【ボート】原田才一郎が宮島初制覇!「同期・中村日向のウエスタンヤングVが刺激に…」
「楽天銀行賞」(23日、宮島)
宮島ボートの4日間シリーズは23日に最終日を迎え、12Rで優勝戦が争われた。最終日は午後からゲリラ豪雨に見舞われ強風が吹き荒れる瞬間もあったが、優勝戦前に雨は上がり風速も1メートルと穏やかな水面コンディション。1号艇で人気を背負った原田才一郎(28)=福岡・122期・A1=がコンマ09のSで逃げ切りV。スロー水域の鬼・深川真二(佐賀)の前付けによる深いイン戦でプレッシャーのかかる中、しっかりとSを決めて押し切った。2コースからコンマ08のSを踏み込んだ深川は2着。3コースからまくり差しを狙った横田貴満(佐賀)が3着に続き、2連単、3連単とも1番人気で決着した。
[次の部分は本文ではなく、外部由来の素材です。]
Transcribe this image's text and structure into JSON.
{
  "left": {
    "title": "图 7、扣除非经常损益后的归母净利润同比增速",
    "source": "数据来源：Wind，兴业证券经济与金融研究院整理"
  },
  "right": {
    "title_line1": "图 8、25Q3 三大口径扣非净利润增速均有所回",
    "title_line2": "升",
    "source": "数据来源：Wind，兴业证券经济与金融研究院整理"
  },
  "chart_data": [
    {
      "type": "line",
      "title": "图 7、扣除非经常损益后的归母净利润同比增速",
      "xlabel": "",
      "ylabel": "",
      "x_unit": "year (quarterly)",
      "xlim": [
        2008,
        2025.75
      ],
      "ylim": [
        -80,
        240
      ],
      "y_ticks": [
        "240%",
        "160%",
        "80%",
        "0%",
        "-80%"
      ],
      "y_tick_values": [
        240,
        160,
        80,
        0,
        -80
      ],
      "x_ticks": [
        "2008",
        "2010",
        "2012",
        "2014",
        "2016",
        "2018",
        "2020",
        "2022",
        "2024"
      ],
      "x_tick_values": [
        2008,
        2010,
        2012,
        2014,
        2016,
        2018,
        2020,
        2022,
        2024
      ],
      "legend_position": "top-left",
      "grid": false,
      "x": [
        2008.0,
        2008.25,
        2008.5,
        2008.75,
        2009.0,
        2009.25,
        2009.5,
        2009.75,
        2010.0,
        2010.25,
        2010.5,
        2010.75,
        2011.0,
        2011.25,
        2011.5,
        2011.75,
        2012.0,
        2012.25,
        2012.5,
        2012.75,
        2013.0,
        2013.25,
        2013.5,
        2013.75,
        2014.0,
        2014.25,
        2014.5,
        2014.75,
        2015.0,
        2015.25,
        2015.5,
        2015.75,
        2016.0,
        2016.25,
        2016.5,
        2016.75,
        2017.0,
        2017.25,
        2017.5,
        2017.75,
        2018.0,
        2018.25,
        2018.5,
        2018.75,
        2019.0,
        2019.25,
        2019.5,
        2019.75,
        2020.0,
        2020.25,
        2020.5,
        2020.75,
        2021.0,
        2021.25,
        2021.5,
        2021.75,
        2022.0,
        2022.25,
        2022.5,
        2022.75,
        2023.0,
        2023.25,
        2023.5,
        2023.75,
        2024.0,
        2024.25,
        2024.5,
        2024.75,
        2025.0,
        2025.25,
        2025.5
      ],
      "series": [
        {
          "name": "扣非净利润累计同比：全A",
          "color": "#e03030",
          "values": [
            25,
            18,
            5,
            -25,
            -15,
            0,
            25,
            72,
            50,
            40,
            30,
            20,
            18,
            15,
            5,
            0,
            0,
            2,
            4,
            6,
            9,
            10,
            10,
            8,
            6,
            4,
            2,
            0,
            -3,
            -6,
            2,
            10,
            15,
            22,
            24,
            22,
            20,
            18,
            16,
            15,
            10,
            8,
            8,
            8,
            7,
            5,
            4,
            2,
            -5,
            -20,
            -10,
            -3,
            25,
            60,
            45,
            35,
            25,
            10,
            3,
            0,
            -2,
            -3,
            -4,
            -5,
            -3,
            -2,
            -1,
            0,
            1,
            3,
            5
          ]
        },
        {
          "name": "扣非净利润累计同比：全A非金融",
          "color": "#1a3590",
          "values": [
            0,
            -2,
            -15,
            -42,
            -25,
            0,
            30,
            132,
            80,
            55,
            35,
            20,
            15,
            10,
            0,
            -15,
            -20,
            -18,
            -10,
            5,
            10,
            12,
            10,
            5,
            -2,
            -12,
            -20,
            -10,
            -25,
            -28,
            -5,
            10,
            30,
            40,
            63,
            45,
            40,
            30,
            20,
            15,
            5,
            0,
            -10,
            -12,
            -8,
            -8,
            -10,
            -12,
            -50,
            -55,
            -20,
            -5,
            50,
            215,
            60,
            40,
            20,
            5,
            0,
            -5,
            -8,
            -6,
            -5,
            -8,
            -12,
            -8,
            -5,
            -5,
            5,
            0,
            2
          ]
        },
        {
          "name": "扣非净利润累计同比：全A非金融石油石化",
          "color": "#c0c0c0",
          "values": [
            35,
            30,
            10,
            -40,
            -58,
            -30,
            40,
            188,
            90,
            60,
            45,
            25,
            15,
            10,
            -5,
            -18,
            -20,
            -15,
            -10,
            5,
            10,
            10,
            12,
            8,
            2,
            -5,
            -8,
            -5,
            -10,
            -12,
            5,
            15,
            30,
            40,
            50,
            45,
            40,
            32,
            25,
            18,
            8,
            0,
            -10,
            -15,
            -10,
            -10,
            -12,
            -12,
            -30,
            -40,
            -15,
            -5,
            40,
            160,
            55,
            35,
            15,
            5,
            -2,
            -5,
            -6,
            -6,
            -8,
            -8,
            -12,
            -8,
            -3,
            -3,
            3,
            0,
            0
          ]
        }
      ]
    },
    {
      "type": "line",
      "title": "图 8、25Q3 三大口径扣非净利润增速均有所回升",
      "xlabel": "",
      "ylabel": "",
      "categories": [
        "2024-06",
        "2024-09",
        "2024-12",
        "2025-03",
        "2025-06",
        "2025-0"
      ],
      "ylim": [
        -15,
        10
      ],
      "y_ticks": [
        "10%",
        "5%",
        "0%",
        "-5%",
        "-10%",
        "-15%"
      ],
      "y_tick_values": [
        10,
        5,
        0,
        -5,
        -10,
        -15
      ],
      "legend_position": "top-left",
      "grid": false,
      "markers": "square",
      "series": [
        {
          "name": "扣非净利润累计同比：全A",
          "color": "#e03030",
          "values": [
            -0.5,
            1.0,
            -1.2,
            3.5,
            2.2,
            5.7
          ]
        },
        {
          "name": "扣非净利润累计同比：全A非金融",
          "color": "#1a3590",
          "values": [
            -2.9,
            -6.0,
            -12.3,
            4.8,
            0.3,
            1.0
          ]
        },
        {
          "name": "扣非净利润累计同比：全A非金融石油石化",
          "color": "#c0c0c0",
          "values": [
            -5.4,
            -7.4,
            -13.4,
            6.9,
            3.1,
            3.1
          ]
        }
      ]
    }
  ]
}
昨年11月福岡以来、通算5回目の優勝を決めた原田は「優勝戦で深川さんと対戦できて良かったです。調整は完璧でした」と短期間で急変した日々の天候に対応し、節間を通してトップクラスの足を維持。「同期の中村日向がウエスタンヤングで優勝していたので、刺激になりました」と20日にG3・ウエスタンヤング(芦屋)を制した同期の活躍をプラスのエネルギーに変え、SG2回を含め通算116回のV歴を誇る大物・深川を相手にV。初優勝の23年2月とこなめ以外は、23年4月三国、11月戸田、24年11月福岡と優勝はルーキーシリーズでのものだったが、深川を相手に、厳しい条件で臨んだ今節のイン逃げVは今後につながる勝利だ。
予選2日間の準優制で競われた今大会。シリーズをリードしたのは深川だったが、前検日のペラ調整でいち早く正解を出した原田は予選2位。準優でただ一人逃げを決めて優勝戦の1号艇を手にした。「4月の宮島周年で、先輩方のエンジン出しのすごさにボコボコにされ、いろんなアドバイスをいただきました。今節、それを生かすことができました」と前検日から調整に迷いはなかった。1年間の出場停止処分で今年9月の当地ヤングダービーには出場できないが、原田の目指す舞台はその先にある。今は力を蓄え、辛抱の期間。宮島で残した今節の結果が後々生かされる。そう感じさせた優勝戦だった。